The first large-scale population data used for the study is the national kidney transplant registry data obtained from the US Organ Procurement and Transplantation Network (OPTN) (https://optn.transplant.hrsa.gov/data/). A total of 80 019 patients, which includes all patients with ages >18, who received transplant between January 2005 and January 2013 with deceased donor type were used in the analysis. A total of 117 clinical variables describing up-to transplant characteristics are used in the analysis.

The second large-scale population data used for the study is Study to Understand Prognoses Preferences Outcomes and Risks of Treatment (SUPPORT), which has the survival time of seriously ill hospitalized adults. We obtained the preprocessed SUPPORT data from URL: https://github.com/jaredleekatzman/DeepSurv/tree/master/experiments/data/support. The dataset contains 9105 patients and 14 features including age, sex, race, number of comorbidities, presence of diabetes, presence of dementia, presence of cancer, mean arterial blood pressure, heart rate, respiration rate, temperature, white blood cell count, serums’ sodium and serums’ creatinine. The patients with any missing features are dropped from the dataset.

To test the effect of feature size on the model, a pan-cancer dataset from 10 TCGA cancers types is used, as done before (Ching et al., 2018). It includes the following cancer types: Bladder Urothelial Carcinoma, Breast invasive carcinoma, Head and Neck squamous cell carcinoma, Kidney renal clear cell carcinoma, Brain Lower Grade Glioma, Liver hepatocellular carcinoma, Lung adenocarcinoma, Lung squamous cell carcinoma, Ovarian serous cystadenocarcinoma and Stomach adenocarcinoma. The RNA-Seq expression and clinical data are downloaded from the Broad Institute GDAC (Broad Institute TCGA Genome Data Analysis Center, 2014). This pan-cancer dataset contains 5031 patients and 20 315 gene features in total. Raw count data are normalized using the DESeq2 R package (Srivastava et al., 2014) and then log-transformed.

3 Results

The structure of Cox-nnet v2.0 is shown in Figure 1A. The newly updated functionalities are highlighted.

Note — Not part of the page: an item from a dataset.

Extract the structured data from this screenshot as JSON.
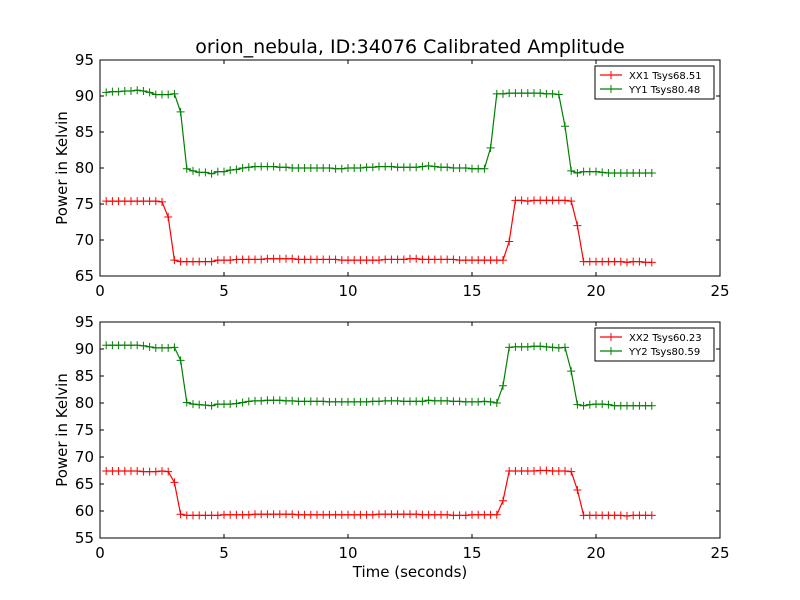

Fig. 1. — Overview of Cox-nnet v2.0 and its performance improvement. (A) The modules in Cox-nnet. The names of new modules and functions are in bold with highlight background. The other modules are inherited from Cox-nnet v1.0. (B) Training time comparison among Cox-nnet v2.0 (red), Cox-nnet v1.0 (green) and Cox-PH (purple), varying from sample size of 1000 to 10 000 in OPTN kidney transplant registry data. (C) Prediction accuracy measured by C-IPCW on the EMR dataset (n=80 019), over 10 repetitions. *: P<0.05 (1-tail t-test) (D). Heatmap to compare feature importance scores in different methods. From top to bottom row: pseudo drop-out (Cox-nnet v1.0), permutation importance score (Cox-nnet v2.0), permutation importance score times direction of feature coefficient (Cox-nnet v2.0) and scaled z-score (Cox-PH)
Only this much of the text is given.